JAKARTA — PT Adira Dinamika Multi Finance membukukan peningkatan kualitas pembiayaan lewat perolehan rasio Non-Performing Financing (NPF) di level 1,8% per Juni 2026, yang menunjukkan perbaikan dari periode sebelumnya. Capaian rasio NPF tersebut pun masih berada di bawah rata-rata industri multifinance.
Chief Financial Officer PT Adira Dinamika Multi Finance Sylvanus Gani Mendrofa menyampaikan bahwa perbaikan NPF Perusahaan didorong oleh implementasi underwriting yang selektif serta terukur. Berbagai strategi yang diimplementasikan perseroan mencakup pengawasan kualitas portofolio secara berkala.

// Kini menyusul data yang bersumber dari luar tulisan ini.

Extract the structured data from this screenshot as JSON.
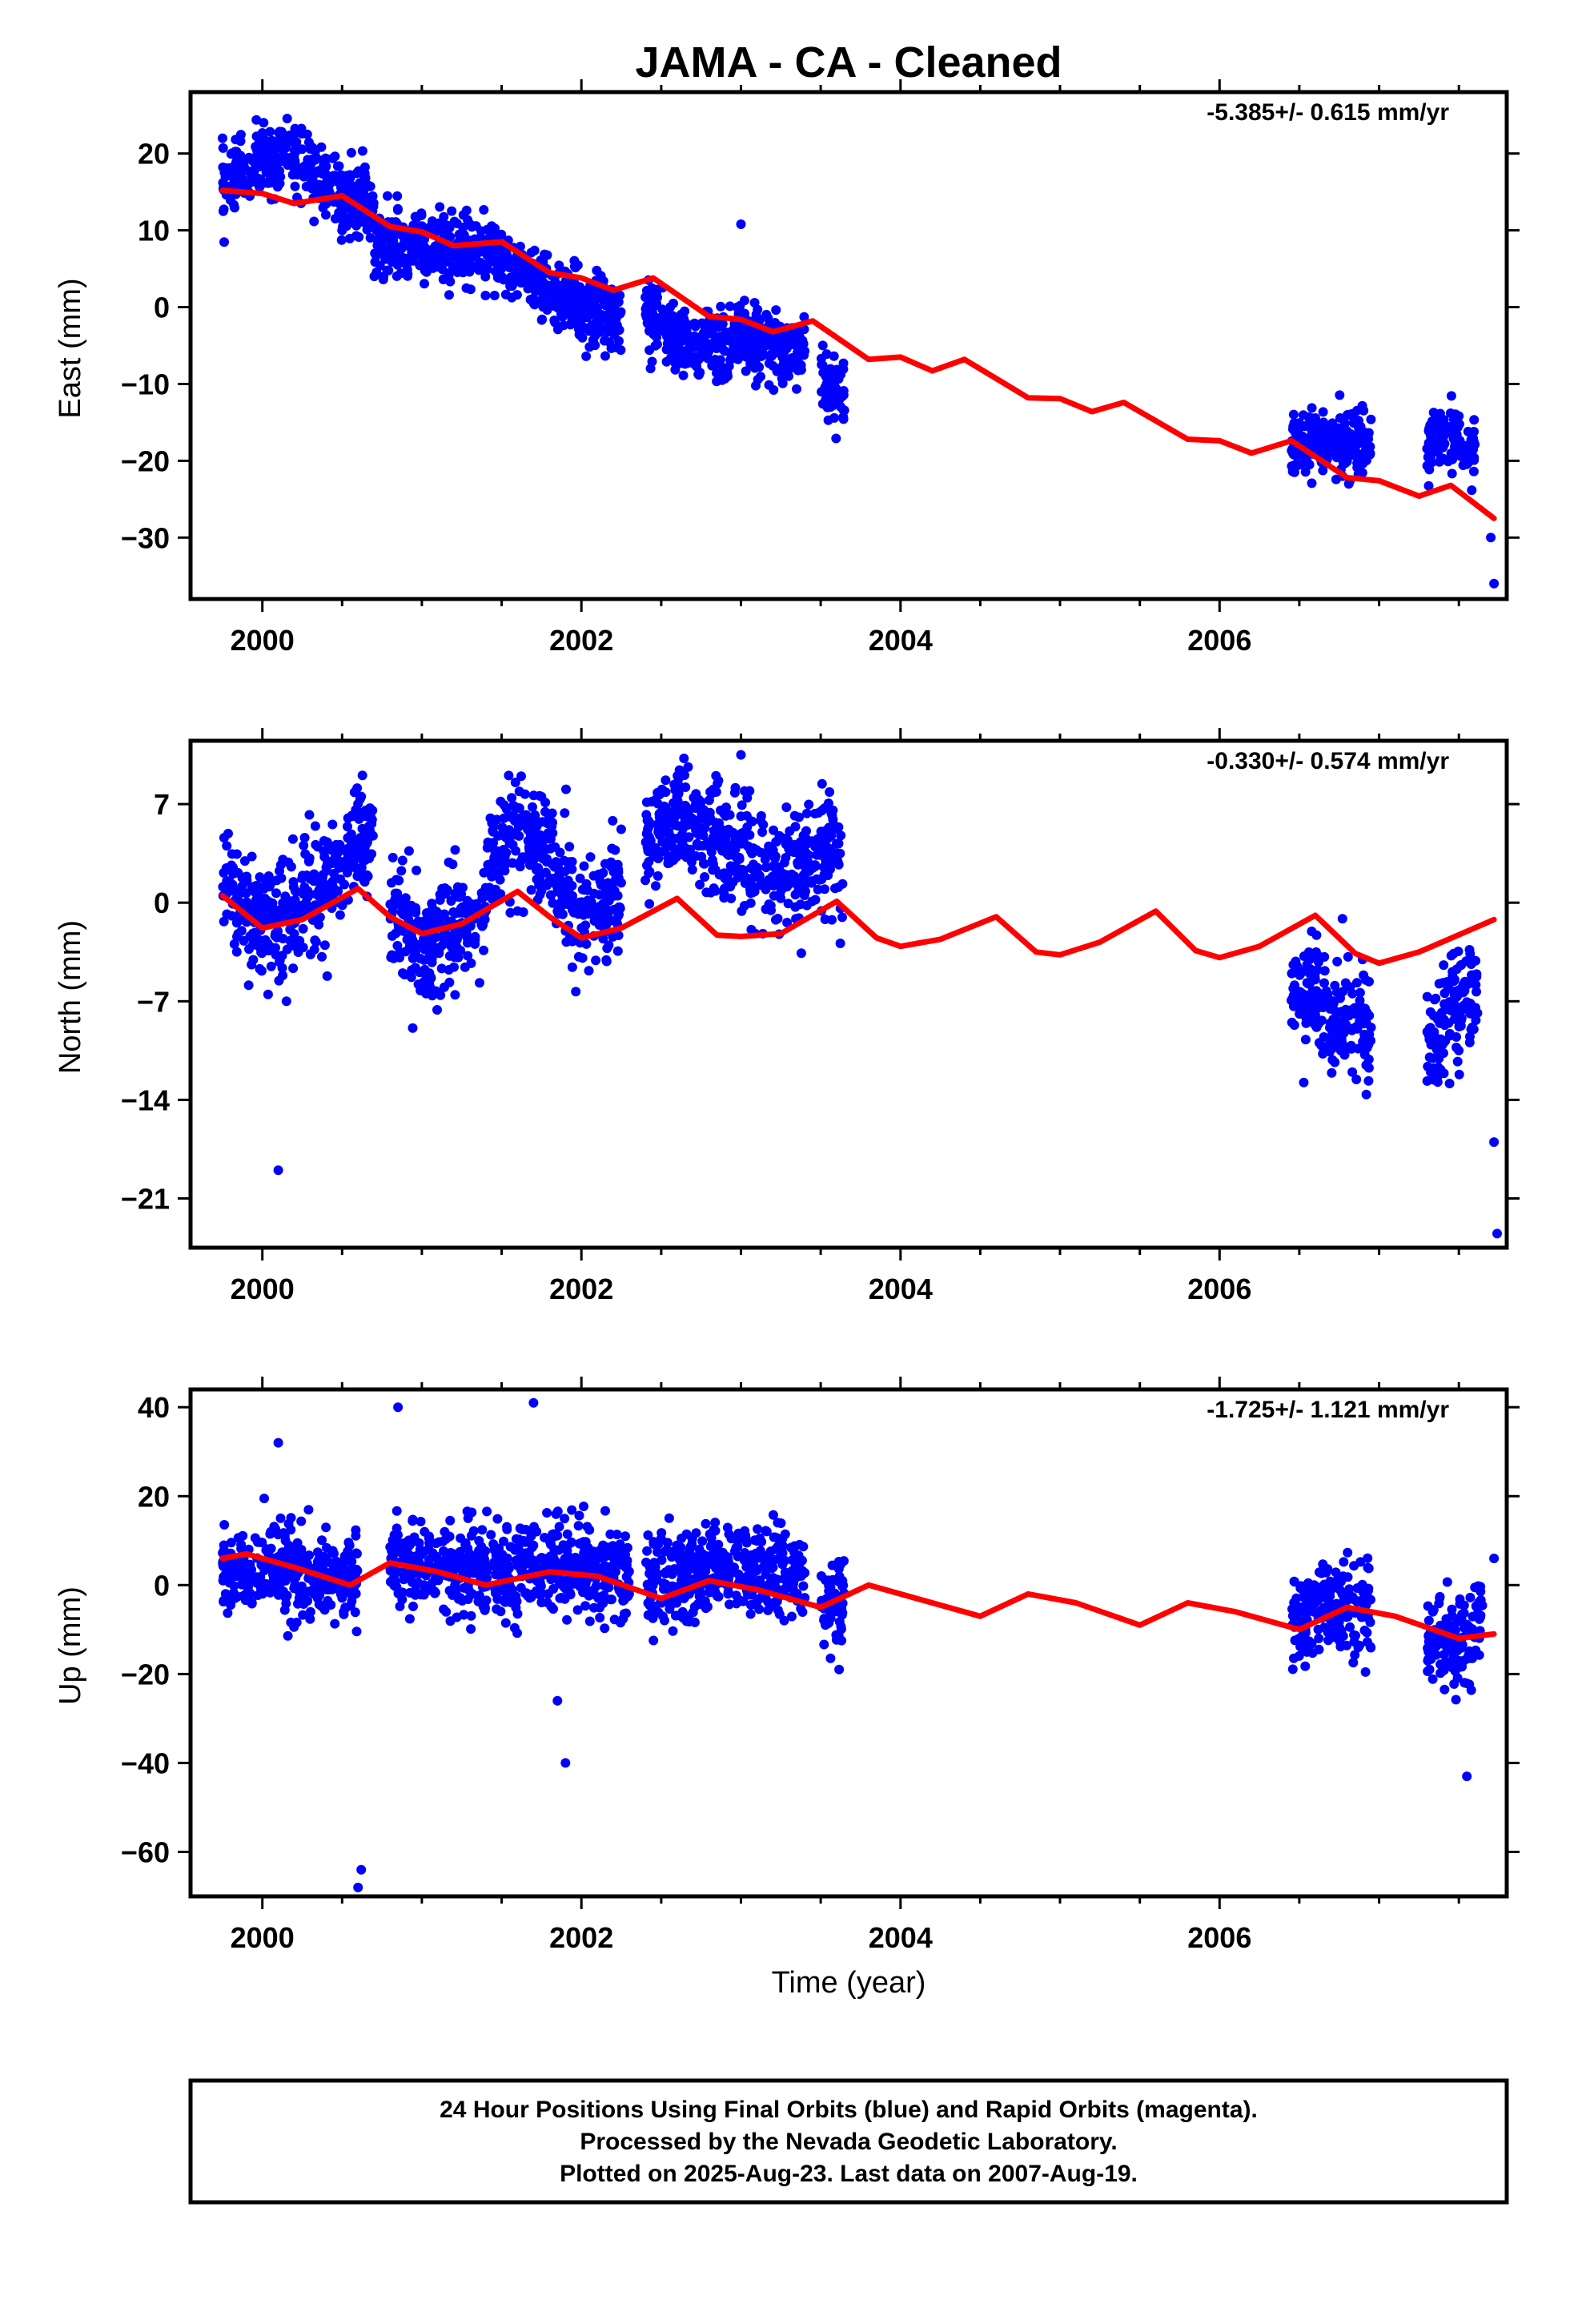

“Selain itu, perusahaan juga melakukan penguatan aktivitas collection untuk menjaga NPF tetap pada level yang sehat dan terkendali” ungkapnya.
Slyvanus Gani memaparkan sejumlah elemen yang berpotensi berdampak pada peningkatan NPF hingga penghujung tahun mendatang, seperti dinamika daya beli masyarakat, suku bunga, serta situasi perekonomian.
“Perkembangan faktor-faktor tersebut akan turut mempengaruhi arah NPF industri multifinance hingga akhir tahun,” tambahnya.
Melalui langkah tersebut, Slyvanus Gani mengutarakan bahwa perusahaan akan terus meneruskan proses underwriting yang prudent serta mengoptimalkan proses collection guna mempertahankan kualitas aset secara berkelanjutan.